Demikian pula sat kami akan menghadapi ujian akhir sekolah Nyai selalu meminta kami untuk menemuinya. Dan Nyai selalu berpesan kepada kami untuk selalu belajar dan belajar.
"Kamu harus jadi orang pintar. Orang pintar sangat dihormati orang. Lihat kakekmu," ujarnya sembari memuji sang suami.
Aku pernah kesal dengan Nyai karena saat masih SMA, Nyai pernah menolak untuk bersalaman dengan gadis pujaan ku karena adanya desas desus Ibu gadis itu seorang janda.
"Apa alasan Nyai tidakmau bersalaman dengan cewek ku? Apa salah dia terhadap Nyai,"protesku.
"Kamu itu kalau cari jodoh liat dulu latar belakang keluarganya," ujar Nyai pendek. Aku cuma terdiam.
Sebagai seorang tetua Nyai mempunyai feeling saat aku mengenalkan seorang wanita bernama Sulastri. Nyai tampak gembira saat aku bersama Sulastri datang ke rumahnya. Nyai begitu antusias. Nyai sangat asyik bercerita dengan Sulastri calon istriku. Mareka tampak sangat akrab. bak orang yang sudah saling mengenal.

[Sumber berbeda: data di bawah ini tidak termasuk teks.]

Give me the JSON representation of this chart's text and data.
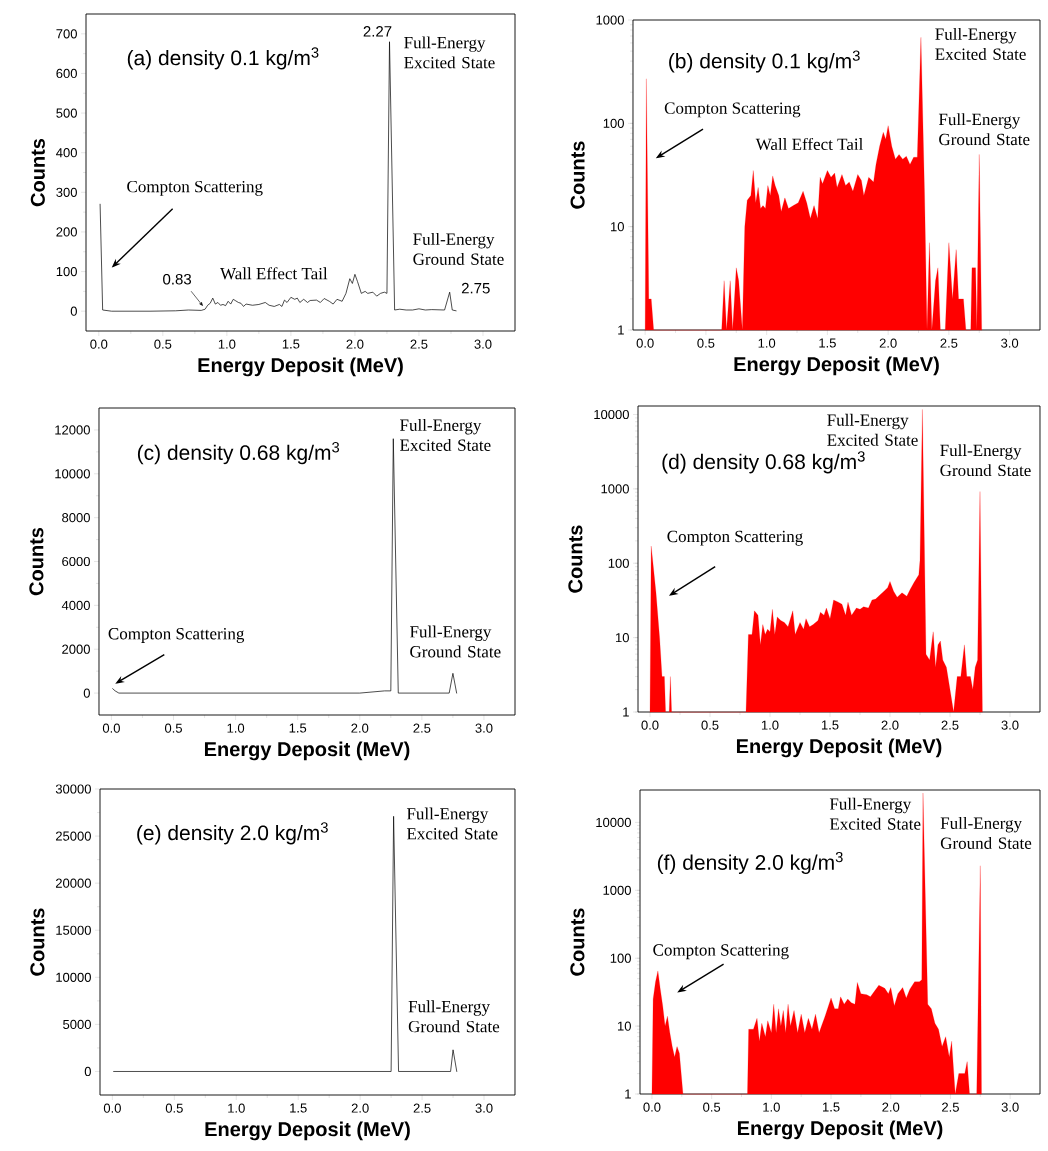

"Itu adalah wanita yang cocok mendampingimu. Dan Nyai sangat setuju dengan pilihanmu. Dia mirip dengan Nyai," bisik Nyai saat aku dan Sulastri meninggalkan rumah Nyai.
Kini Nyai telah wafat. Sebagai cucu aku sangat bahagia, saat menikah Nyai masih bisa melihat aku duduk dipelaminan. Aku sangat bahagia. Dan sebagai cucu aku pun sangat bahagia karena banyak petuah Nyai yang hingga kini masih terngiang di otak ku yang akan kuwariskan kepada anak cucuku nantinya. terutama soal nasehatnya bahwa kehormatan seorang manusia itu bukan diukur dari harta dan kekuasaannya, namun sejauh mana dia sebagai manusia bisa mewariskan sesuatu yang berguna bagi orang banyak. Dan tetap dikenang hingga ajal menjemputnya. Bahkan hingga keliang kuburnya.